Here is a graph on funding thus far…
Cost per coffee
2019 we had;
- Average cost of the bag of coffee = £2.23
- Median cost of the bag of coffee = £2.40
2020 is;
- Avg cost of coffee bag = £4.63
- Median cost of the bag of coffee = £3.25
- (NEW MEASURE ALERT) Average cost per 100g of coffee = £1.54
Money Saved?
Going off the same calculations as last year of 18g of coffee = a double espresso I can still say we are saving a good amount of £££.
We’ve drunk roughly 239.9 double espressos. At £2 per cup that would be equivalent to paying £479.77 for what we have drunk.
As we only paid £55.60 then we have saved roughly £424.17. Not bad going.
Iterations for 2020
Last year I wrote about some metrics I’d like to move and had some hypotheses about how to make things better. Here is my review on how I’m doing so far…
Invest in more expensive coffee
✓ So far we’ve increased the average and median costs.
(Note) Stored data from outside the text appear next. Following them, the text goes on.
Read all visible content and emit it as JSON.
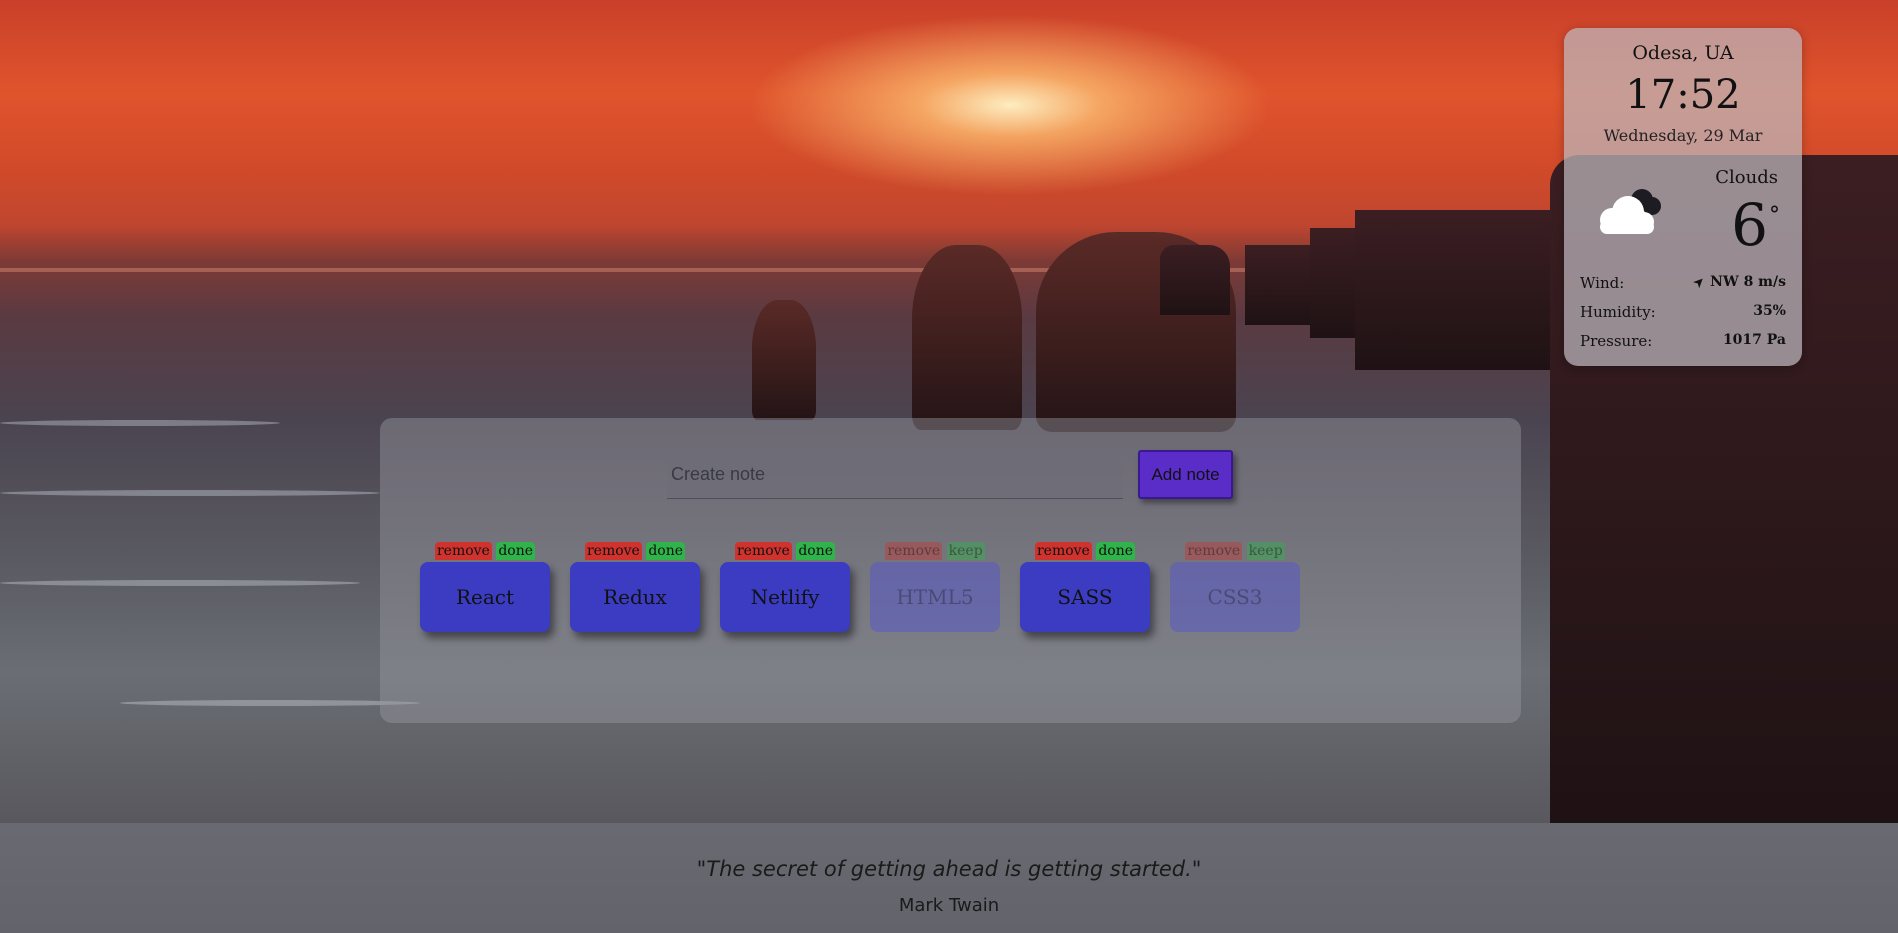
{
  "weather": {
    "city": "Odesa, UA",
    "time": "17:52",
    "date": "Wednesday, 29 Mar",
    "description": "Clouds",
    "temperature": "6",
    "degree_symbol": "°",
    "icon": "cloud-icon",
    "wind_label": "Wind:",
    "wind_value": "NW 8 m/s",
    "humidity_label": "Humidity:",
    "humidity_value": "35%",
    "pressure_label": "Pressure:",
    "pressure_value": "1017 Pa"
  },
  "notes_panel": {
    "input_placeholder": "Create note",
    "add_button_label": "Add note",
    "notes": [
      {
        "title": "React",
        "remove_label": "remove",
        "status_label": "done",
        "completed": false
      },
      {
        "title": "Redux",
        "remove_label": "remove",
        "status_label": "done",
        "completed": false
      },
      {
        "title": "Netlify",
        "remove_label": "remove",
        "status_label": "done",
        "completed": false
      },
      {
        "title": "HTML5",
        "remove_label": "remove",
        "status_label": "keep",
        "completed": true
      },
      {
        "title": "SASS",
        "remove_label": "remove",
        "status_label": "done",
        "completed": false
      },
      {
        "title": "CSS3",
        "remove_label": "remove",
        "status_label": "keep",
        "completed": true
      }
    ]
  },
  "quote": {
    "text": "\"The secret of getting ahead is getting started.\"",
    "author": "Mark Twain"
  }
}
At year end it will be interesting to see the cost per 100g measure as we’ve got bigger bags/tins of coffee which can skew some of the results.
Creating a slack reminder would encourage more regular funding of coffee club
✓ In operation! Looks promising so far.
Get more people to score the taste to balance out my biases
✓ We have team scoring this year. We have had 1 colleague buy and bring in coffee for the club without any involvement from me. That would be good to encourage. Especially when colleagues go on holiday and spot exciting coffee to try (except a ban on all Zanzibar vanilla coffee).
Record origin of coffee
✓ doing - 6 countries so far!
Record date first drunk
✓ doing.
Not done… yet
I’ve not hit every target. I talked about measuring the carbon footprint of the club. This takes more brain effort than I’ve had capacity to give. Still would be wonderful to do. I also talked about potentially trying alternate methods of coffee making and recording if they influence our scoring. We haven’t done this but it is still possible.
Final thoughts
This will be my last post about Coffee Club as I’m moving on to new pastures. Recently one of my colleagues linked to to a great blog post about the importance of colleagues making hot beverages for one another.
I agree with much of it. It’s been both a fun expression of creating a service, monitoring performance, storytelling with data, helping save us all money and helping to glue colleagues together through mugs of caffeine.